Жангада. Кораблекрушение «Джонатана»

22
18
20
22
24
26
28
30

— Давно вы покинули вашу фазенду?

— Больше двух месяцев назад.

— Зачем?

— Для этого, господин судья, у меня был повод, но истинная цель заключалась в другом.

— Какой повод?

— Сплавить в провинцию Пара большой плот строевого леса, а также груз сырья, добытого на берегах Амазонки.

— Ага! — сказал Жаррикес. — А какова была истинная цель вашей поездки?

Задав этот вопрос, судья подумал: «Ну, теперь пойдут всякие увертки и вранье!»

— Истинной моей целью, — твердо сказал Жоам Дакоста, — было вернуться на родину и отдать себя в руки правосудия моей страны.

— В руки правосудия! — воскликнул судья, подскочив на кресле. — Отдать себя… добровольно?

— Добровольно!

— Почему?

— Потому что я устал, мне было невмоготу жить во лжи, под чужим именем, потому что я хотел вернуть моей жене и детям имя, которое им принадлежит, потому, наконец…

— Потому что?

— Я невиновен!

«Этого я и ждал!» — подумал судья Жаррикес.

И, в то время как его пальцы барабанили на столе что-то вроде марша, он кивнул Жоаму Дакоста, как бы говоря: «Ну-ну, рассказывайте вашу басню! Я знаю ее наперед, но не стану вам мешать рассказать ее по-своему!»

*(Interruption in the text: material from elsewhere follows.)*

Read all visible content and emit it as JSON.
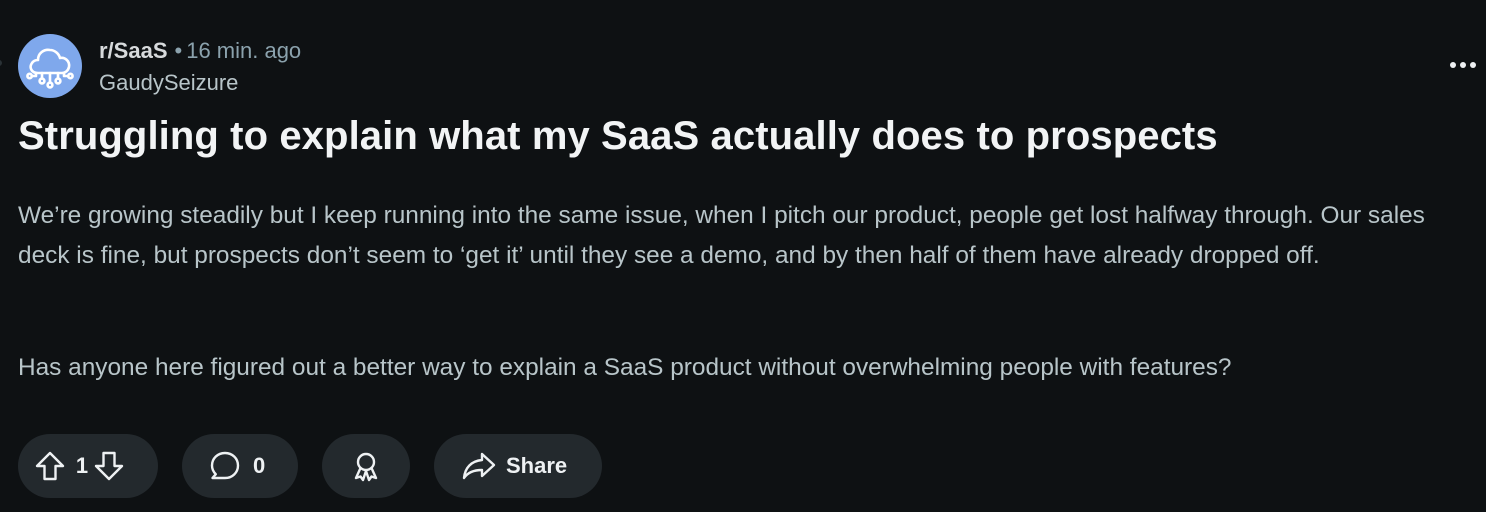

Жоам Дакоста понимал, что судья относится к нему не очень доброжелательно, но делал вид, что ничего не замечает. Он рассказал всю свою жизнь, говорил очень сдержанно, не изменяя своему спокойствию, не упуская ни одного обстоятельства до и после приговора. Он не выставлял напоказ ни достойную и окруженную уважением жизнь, которую вел после побега, ни свято выполняемых им обязанностей главы семьи — мужа и отца. Он подчеркнул лишь одно обстоятельство: он прибыл в Манаус, чтобы потребовать пересмотра своего дела и добиться оправдания, — приехал сам, хотя ничто его к тому не принуждало.

Судья Жаррикес, заранее предубежденный против всякого обвиняемого, не прерывал его. Он только устало щурился, как человек, в сотый раз слушающий одну и ту же историю; а когда Жоам Дакоста положил на стол свои записки, то даже не пошевелился, чтобы их взять.

— Вы кончили? — спросил он.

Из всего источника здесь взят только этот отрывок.